Government orders ban on energy firms forcing struggling families onto prepayment meters iNews, 22 January 2023

Grant Shapps has written to the nation’s gas and electricity suppliers telling them to end the practice of forcibly moving people on to the controversial meters.

The Government has ordered the UK’s biggest energy companies to stop forcing struggling families onto prepayment meters as it pledged to crack down on “trigger happy” firms “mistreating” vulnerable customers following an i investigation.

The Business and Energy Secretary Grant Shapps has written to the nation’s gas and electricity suppliers telling them to end the “harmful and anxiety inducing practice” of forcibly moving people on to the controversial meters without taking “every step” to support them with their bills.

Mr Shapps says magistrates are being “overwhelmed” with applications for utility warrants, which allow debt agents acting on behalf of suppliers to force entry into homes to fit the meters.

His intervention comes after an i investigation found that hundreds of warrants are being granted in court rooms around the UK in just minutes.
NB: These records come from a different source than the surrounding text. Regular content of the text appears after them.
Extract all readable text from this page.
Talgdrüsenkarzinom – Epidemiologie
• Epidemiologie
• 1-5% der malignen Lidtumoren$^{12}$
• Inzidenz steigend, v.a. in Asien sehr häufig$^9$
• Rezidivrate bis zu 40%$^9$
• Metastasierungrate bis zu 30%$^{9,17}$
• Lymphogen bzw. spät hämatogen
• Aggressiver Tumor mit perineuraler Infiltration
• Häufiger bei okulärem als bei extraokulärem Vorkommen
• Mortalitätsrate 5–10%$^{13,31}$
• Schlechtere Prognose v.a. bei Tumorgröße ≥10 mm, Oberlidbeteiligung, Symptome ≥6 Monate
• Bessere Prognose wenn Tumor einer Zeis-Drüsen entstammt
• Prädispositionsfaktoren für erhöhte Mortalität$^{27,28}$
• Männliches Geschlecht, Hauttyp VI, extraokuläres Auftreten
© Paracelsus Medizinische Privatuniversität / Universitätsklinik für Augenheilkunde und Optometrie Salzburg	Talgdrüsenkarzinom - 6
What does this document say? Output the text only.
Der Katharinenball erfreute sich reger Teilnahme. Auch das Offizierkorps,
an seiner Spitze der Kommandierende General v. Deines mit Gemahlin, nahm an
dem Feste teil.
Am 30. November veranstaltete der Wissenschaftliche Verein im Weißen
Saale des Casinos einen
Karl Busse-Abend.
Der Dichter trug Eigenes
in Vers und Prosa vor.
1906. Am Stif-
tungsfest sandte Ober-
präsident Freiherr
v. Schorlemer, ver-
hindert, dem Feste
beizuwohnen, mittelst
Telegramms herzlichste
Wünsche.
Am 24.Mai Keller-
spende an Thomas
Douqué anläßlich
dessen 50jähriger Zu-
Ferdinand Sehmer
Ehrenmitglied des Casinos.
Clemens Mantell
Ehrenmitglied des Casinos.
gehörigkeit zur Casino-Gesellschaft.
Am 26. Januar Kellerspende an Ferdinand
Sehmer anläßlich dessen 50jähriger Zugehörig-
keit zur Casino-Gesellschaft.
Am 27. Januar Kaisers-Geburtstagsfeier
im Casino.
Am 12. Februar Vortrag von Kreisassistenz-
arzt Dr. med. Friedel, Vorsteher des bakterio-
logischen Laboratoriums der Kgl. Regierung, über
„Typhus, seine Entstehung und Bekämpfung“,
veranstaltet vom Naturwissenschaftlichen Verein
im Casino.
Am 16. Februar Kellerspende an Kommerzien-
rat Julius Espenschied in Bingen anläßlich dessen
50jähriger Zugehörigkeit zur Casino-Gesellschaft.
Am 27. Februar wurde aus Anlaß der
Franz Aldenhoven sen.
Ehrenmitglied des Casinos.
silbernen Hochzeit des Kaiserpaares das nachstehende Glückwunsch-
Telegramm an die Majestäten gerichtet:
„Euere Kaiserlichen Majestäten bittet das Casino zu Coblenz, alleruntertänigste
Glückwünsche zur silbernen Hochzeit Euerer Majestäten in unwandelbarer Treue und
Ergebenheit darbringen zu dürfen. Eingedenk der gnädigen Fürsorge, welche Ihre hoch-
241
At one court in northern England, 496 warrants were granted in just three minutes and 51 seconds.

Mr Shapps has demanded that energy suppliers now voluntarily commit to ending the practice.

But asking them to do so voluntarily, rather than commit to an all-out ban, is unlikely to satisfy a swathe of cross-party MPs and anti-poverty campaigners who have been calling on the Government to impose an immediate moratorium with fears people could die this winter.

Prepayment meters are controversial because, with winter temperatures plummeting, they can push the country’s poorest families to cut off their own supply because they cannot afford to top up – leaving them in the cold and dark for days at a time and unable to cook, wash or keep warm.

Single mothers on prepayment meters have previously told i of being unable to heat their homes or use their ovens and of how their children have suffered asthma attacks and ended up in hospital with pneumonia this winter.

Mr Shapps said he also wants to see firms providing more support for struggling families – including giving them extra credit and debt “forgiveness” – before “leaping to the extreme” of forcibly installing a prepayment meters or remotely switching smart meters to prepayment.

Launching a five-point plan to protect households, he said: “Suppliers are clearly jumping the gun and moving at risk customers onto prepayment meters before offering them the support they are entitled to – I simply cannot believe that every possible alternative has been exhausted in all these cases.

“I am deeply concerned to see reports of customers being switched to prepayment meters against their will, with some disconnections of supply – and quite literally left in the dark.

“Rather than immediately reaching for a new way to extract money out of customers, I want suppliers to stop this practice and lend a more sympathetic ear, offering the kind of forbearance and support that a vulnerable customer struggling to pay should be able to expect.”

Pressure has been building on the Government to act after i’s investigation revealed that courts have granted 500,000 utility warrants since the last Covid lockdown, with the Magistrates’ Association saying they have “no choice” but to grant them.

i also revealed that warrants – which cost firms just £22 each – are being granted without justice officials knowing what the firms plan to do when their debt agents force entry and that the Ministry of Justice has no central record of why the warrants are being sought.